Digital Storytelling (also affectionately known as ds106) is an open, online course that happens at various times throughout the year.

DS106 is pretty off the wall, but I’ve been inspired by it several times:

It has occasionally crossed my mind to join in with the course, but the time involved and the creative focus made me reluctant. However I do feel there is a lot to be learnt and some fun to be had by following the course so I started thinking about it. I popped a question in the comment box on Jim’s blog about using pivotx, this blogs software instead of the more usual wordpress. Jim got back very quickly and set me up with an account on ds106 which makes the decision about joining in over;-)

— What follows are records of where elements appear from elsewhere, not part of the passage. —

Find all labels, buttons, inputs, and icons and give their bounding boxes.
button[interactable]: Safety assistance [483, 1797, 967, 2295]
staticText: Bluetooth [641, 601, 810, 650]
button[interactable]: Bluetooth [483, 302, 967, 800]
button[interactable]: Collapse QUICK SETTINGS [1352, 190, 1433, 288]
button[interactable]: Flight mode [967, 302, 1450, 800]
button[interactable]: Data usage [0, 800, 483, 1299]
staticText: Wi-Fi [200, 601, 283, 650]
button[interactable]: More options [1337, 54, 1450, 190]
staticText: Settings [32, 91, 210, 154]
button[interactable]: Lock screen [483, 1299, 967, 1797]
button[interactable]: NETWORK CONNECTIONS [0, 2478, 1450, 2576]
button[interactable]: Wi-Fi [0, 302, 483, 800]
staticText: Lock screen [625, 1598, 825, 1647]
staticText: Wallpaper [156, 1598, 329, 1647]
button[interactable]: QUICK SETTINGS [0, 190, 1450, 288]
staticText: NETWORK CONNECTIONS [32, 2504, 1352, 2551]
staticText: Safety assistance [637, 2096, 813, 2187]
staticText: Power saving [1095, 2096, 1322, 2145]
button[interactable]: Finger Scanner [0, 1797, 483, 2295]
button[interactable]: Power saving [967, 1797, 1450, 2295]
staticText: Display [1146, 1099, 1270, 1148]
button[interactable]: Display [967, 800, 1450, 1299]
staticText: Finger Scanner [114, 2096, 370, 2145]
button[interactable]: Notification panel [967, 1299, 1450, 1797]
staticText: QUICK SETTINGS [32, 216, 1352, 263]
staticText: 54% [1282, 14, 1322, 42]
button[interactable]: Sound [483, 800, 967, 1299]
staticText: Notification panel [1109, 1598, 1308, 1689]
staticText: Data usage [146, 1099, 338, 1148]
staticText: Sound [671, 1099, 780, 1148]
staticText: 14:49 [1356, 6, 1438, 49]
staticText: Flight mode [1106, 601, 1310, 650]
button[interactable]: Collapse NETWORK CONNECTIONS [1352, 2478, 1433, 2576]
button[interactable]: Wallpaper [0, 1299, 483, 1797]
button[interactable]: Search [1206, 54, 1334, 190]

I am a wee bit nervous about jumping into something that requires visual creativity. While I am happy enough editing images, audio and video I am not good at visual thinking or design (many webpages attest to this) I do hope to have some fun around the edges. I am encouraged by Jim’s do what you like and leave the rest and welcoming attitude. I am looking froward to finding out a bit more about how the wordpress mechanics pull the course together and investigating this openest of online learning opportunities for the perspective of a learner and with an eye on my day job.

I’d be interested in knowing if any other Scottish educators are taking the course, perhaps we could offer a bit of local support to each other.

If you are interested in ds106 and want to know more Jim Groom – Wednesday Morning Keynote on YouTube is a great, if crackly, 40 minute intro (the animated gif above if from this).